Tuesday, April 14, 2009

The Perils of System Administration

Whenever you join a company, visit the IT department and you'll find a group of guys calling themselves Systems Administrators, or Systems Engineers (depending on their rank).
These are the guys that keep your IT services running, and even if you see them slacking, playing chess, hide-and-seek, making fun of users, or sleeping on the desk, you can almost always count on them when one of the servers go down; they will stay at work and use toothpicks to keep their eyes open, until your precious(ssss) services are up & running.

I have come across two kinds of admins: Those who have ethics and those who don't. In time of crisis, you can tell which is which, in case the unethical was a cunning fox during the casual days of duty.

Ethics dictate that you state clearly what you know & what you don't, take responsibility for your actions, be loyal to your employer, don't abuse your power, and do your job as you should.

I'll share a couple of stories here to further show the dedication, demand and abuse that IT administrators are subjected to.

Sleepless Nights: Data? What Data?


Three weeks ago we had a scheduled maintenance task starting at Thursday 1400 hours (2 PM) till 1800 (6 PM). The scope of this task was to fix our Database Server cluster where our Enterprise Resource Planning (ERP) software works. This means HR, Finance, Warehouses, and Sales are all dependent on it.

We stopped the system at 1405, took an offline full backup of the database before working, then we proceeded to verify the backup to make sure it's consistent.

At 1435, the backup was done, and we proceed with the offshore support of the ERP system to fix the cluster problems on the secondary/standby node.

One thing lead to another, and we ended up staying till 2200 (10 PM) and planned to continue working on Friday starting at 0800, hoping to finish before lunch time.
The offshore guys were still logged in through VPN from India and continue to dig around for a few more hours.

On Friday I was at the Head Office (HO) at 0750, contacted the offshore support and we picked up from where we left. Around 1100, we got both nodes to work, and we did 2 failover tests and the database worked fine, until we switched back to the primary node.

Everything just went down the hill from there...

The database entered an infinite loop and entered recovery mode. What is recovery mode, you say?
Well, it crashes, then comes up again trying to start, then crashes, and so on.
These continuous cycles caused the error dump filesystem to fill up, which caused another crash at a higher level, stopping the recovery cycle and ending with a non-working database server.

Around 1600, we were still trying to bring the database up after investigating many error logs of the database and the operating system.

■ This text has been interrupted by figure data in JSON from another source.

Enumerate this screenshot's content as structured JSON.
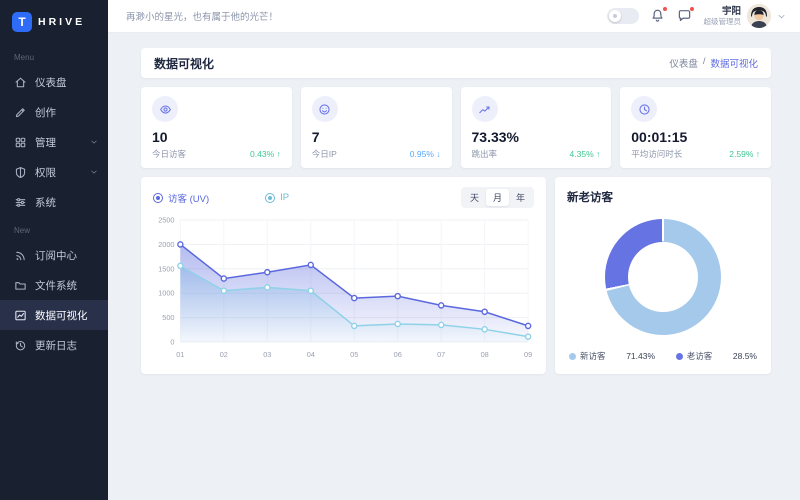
{
  "brand": {
    "logo_letter": "T",
    "name": "HRIVE"
  },
  "topbar": {
    "quote": "再渺小的星光，也有属于他的光芒！",
    "user": {
      "name": "宇阳",
      "role": "超级管理员"
    }
  },
  "sidebar": {
    "sections": [
      {
        "label": "Menu",
        "items": [
          {
            "key": "dashboard",
            "icon": "home-icon",
            "label": "仪表盘"
          },
          {
            "key": "create",
            "icon": "pen-icon",
            "label": "创作"
          },
          {
            "key": "manage",
            "icon": "grid-icon",
            "label": "管理",
            "chevron": true
          },
          {
            "key": "permissions",
            "icon": "shield-icon",
            "label": "权限",
            "chevron": true
          },
          {
            "key": "system",
            "icon": "sliders-icon",
            "label": "系统"
          }
        ]
      },
      {
        "label": "New",
        "items": [
          {
            "key": "subscriptions",
            "icon": "rss-icon",
            "label": "订阅中心"
          },
          {
            "key": "file-system",
            "icon": "folder-icon",
            "label": "文件系统"
          },
          {
            "key": "data-visualization",
            "icon": "chart-icon",
            "label": "数据可视化",
            "active": true
          },
          {
            "key": "changelog",
            "icon": "history-icon",
            "label": "更新日志"
          }
        ]
      }
    ]
  },
  "page": {
    "title": "数据可视化",
    "breadcrumb": {
      "parent": "仪表盘",
      "separator": "/",
      "current": "数据可视化"
    }
  },
  "stats": [
    {
      "key": "today-visitors",
      "icon": "eye-icon",
      "value": "10",
      "label": "今日访客",
      "delta": "0.43%",
      "direction": "up",
      "delta_color": "#3fc690"
    },
    {
      "key": "today-ip",
      "icon": "smile-icon",
      "value": "7",
      "label": "今日IP",
      "delta": "0.95%",
      "direction": "down",
      "delta_color": "#58a8f8"
    },
    {
      "key": "bounce-rate",
      "icon": "trend-icon",
      "value": "73.33%",
      "label": "跳出率",
      "delta": "4.35%",
      "direction": "up",
      "delta_color": "#3fc690"
    },
    {
      "key": "avg-visit-duration",
      "icon": "clock-icon",
      "value": "00:01:15",
      "label": "平均访问时长",
      "delta": "2.59%",
      "direction": "up",
      "delta_color": "#3fc690"
    }
  ],
  "chart_data": [
    {
      "type": "area",
      "title": "",
      "legend": [
        {
          "key": "uv",
          "label": "访客 (UV)",
          "color": "#5a68dd",
          "selected": true
        },
        {
          "key": "ip",
          "label": "IP",
          "color": "#6fbcd4",
          "selected": true
        }
      ],
      "time_filters": {
        "options": [
          "天",
          "月",
          "年"
        ],
        "selected": "月"
      },
      "x": [
        "01",
        "02",
        "03",
        "04",
        "05",
        "06",
        "07",
        "08",
        "09"
      ],
      "series": [
        {
          "name": "访客 (UV)",
          "color": "#5a68dd",
          "values": [
            2000,
            1300,
            1430,
            1580,
            900,
            940,
            750,
            620,
            330
          ]
        },
        {
          "name": "IP",
          "color": "#8fd2e8",
          "values": [
            1560,
            1050,
            1120,
            1050,
            330,
            370,
            350,
            260,
            110
          ]
        }
      ],
      "ylim": [
        0,
        2500
      ],
      "yticks": [
        0,
        500,
        1000,
        1500,
        2000,
        2500
      ],
      "grid": true,
      "legend_position": "top-left"
    },
    {
      "type": "pie",
      "title": "新老访客",
      "slices": [
        {
          "label": "新访客",
          "value": 71.43,
          "display": "71.43%",
          "color": "#a5c9ea"
        },
        {
          "label": "老访客",
          "value": 28.5,
          "display": "28.5%",
          "color": "#6673e3"
        }
      ],
      "legend_position": "bottom"
    }
  ],
  "colors": {
    "accent": "#5f6ce0",
    "badge": "#ef5350",
    "sidebar_bg": "#19202f"
  }
}
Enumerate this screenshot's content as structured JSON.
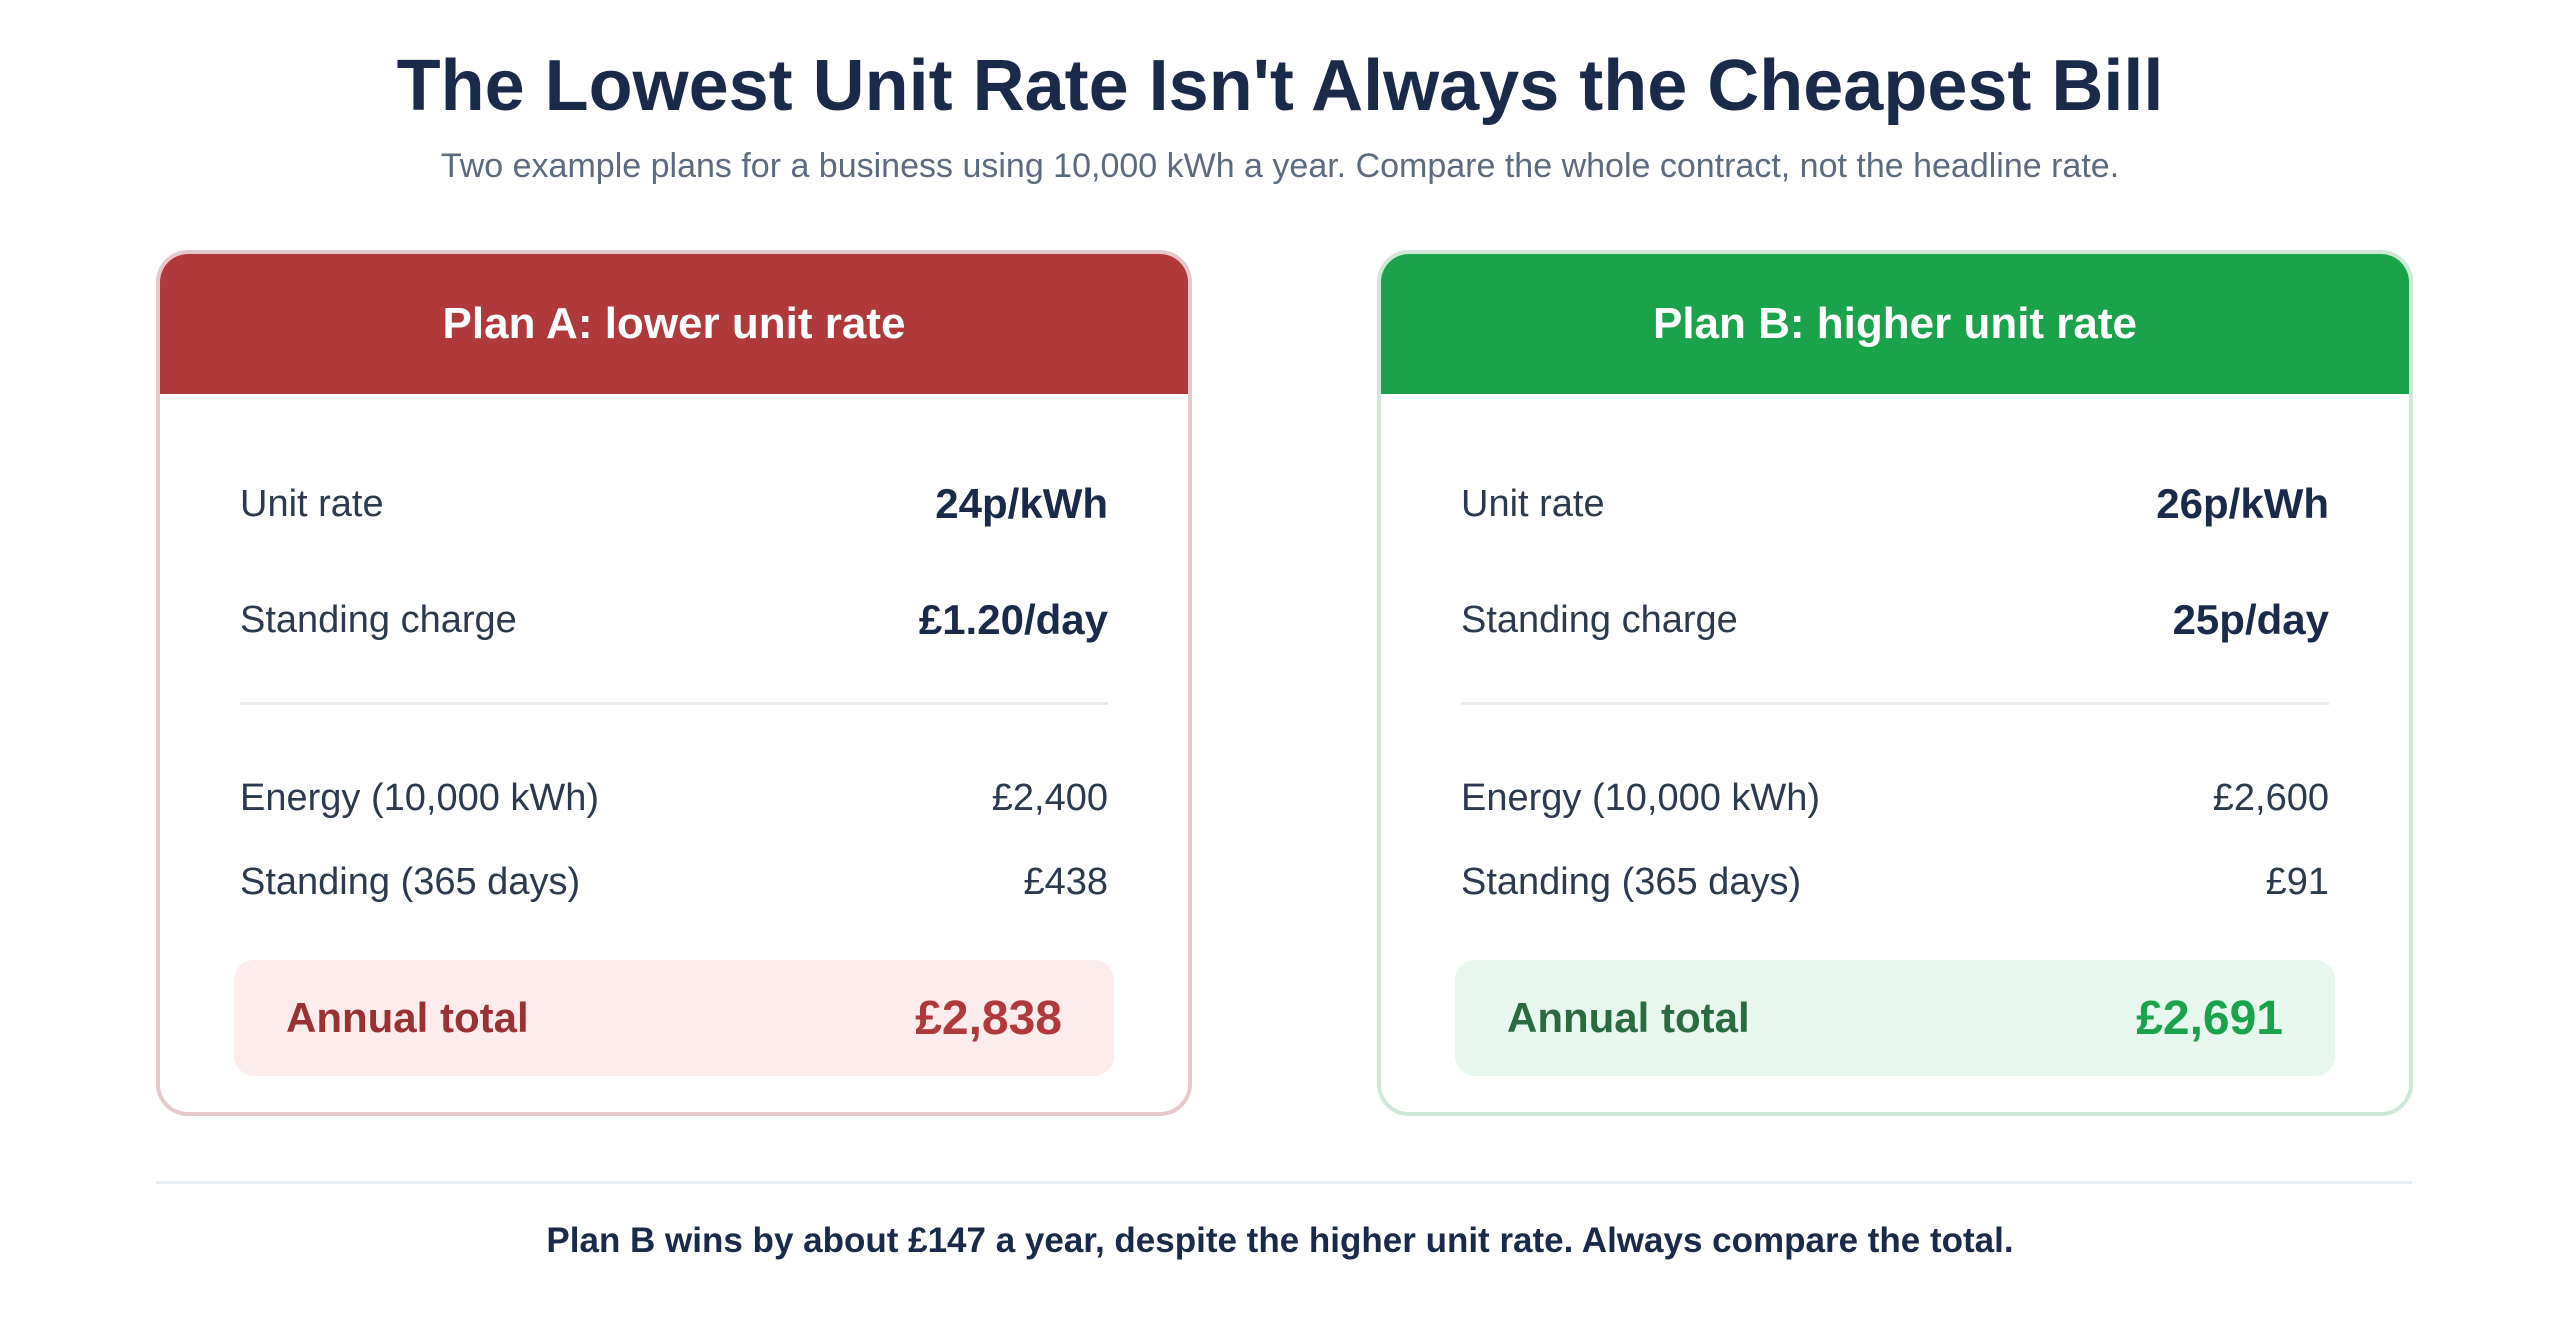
{
  "header": {
    "title": "The Lowest Unit Rate Isn't Always the Cheapest Bill",
    "subtitle": "Two example plans for a business using 10,000 kWh a year. Compare the whole contract, not the headline rate."
  },
  "plans": [
    {
      "title": "Plan A: lower unit rate",
      "unit_rate_label": "Unit rate",
      "unit_rate_value": "24p/kWh",
      "standing_label": "Standing charge",
      "standing_value": "£1.20/day",
      "energy_label": "Energy (10,000 kWh)",
      "energy_value": "£2,400",
      "standing_total_label": "Standing (365 days)",
      "standing_total_value": "£438",
      "total_label": "Annual total",
      "total_value": "£2,838",
      "accent_color": "#b0393c"
    },
    {
      "title": "Plan B: higher unit rate",
      "unit_rate_label": "Unit rate",
      "unit_rate_value": "26p/kWh",
      "standing_label": "Standing charge",
      "standing_value": "25p/day",
      "energy_label": "Energy (10,000 kWh)",
      "energy_value": "£2,600",
      "standing_total_label": "Standing (365 days)",
      "standing_total_value": "£91",
      "total_label": "Annual total",
      "total_value": "£2,691",
      "accent_color": "#1aa34a"
    }
  ],
  "footer": {
    "note": "Plan B wins by about £147 a year, despite the higher unit rate. Always compare the total."
  }
}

A few more futile attempts were made to run the database, after increasing the size of the error dump filesystem.

Around 2100, we realized that our database has been corrupted. No more data. No more business.

Enter panic mode.

We knew we had a safe full backup after the business closed, so we won't be losing any changes. Now, it was all about recovering the database, make sure the ERP software is working, then we could sleep.

I forgot to mention that since we couldn't leave the place, I had a friend of mine bring us lunch to work, and that was the only meal we had that day. THANKS HISHAM!!!

Anyway, we raised a support ticket to the ERP software vendor (SAP) with the highest priority possible and they called me within 30 minutes from Germany. They verified that it is indeed a top priority problem and they assigned one of their elite support guys to help us.

Around 0200, Saturday, we decided to dump the existing now corrupted database, and import the backup.

At 0300 Saturday, we had wrapped up the unfinished work of the cluster failover task, and were just happy that the data and the systems are up & running for the business to use, since my company works on Saturdays.



More stories to come...

4 comments:

Nosayba said...

Stress? Digestive!! (or Kabab).

Nice title for your series up there. Waiting for more stories (not wishing that you face more of these stressful episodes though).

MBH said...

We were two guys in the HO and we had to take naps on shift-basis!

Nosayba said...

Alright, alright.. Chocolate biscuits.

MBH said...

Actually, we had Kabab for lunch.

From Bahar restaurant. Wasn't that good, but it kept us working!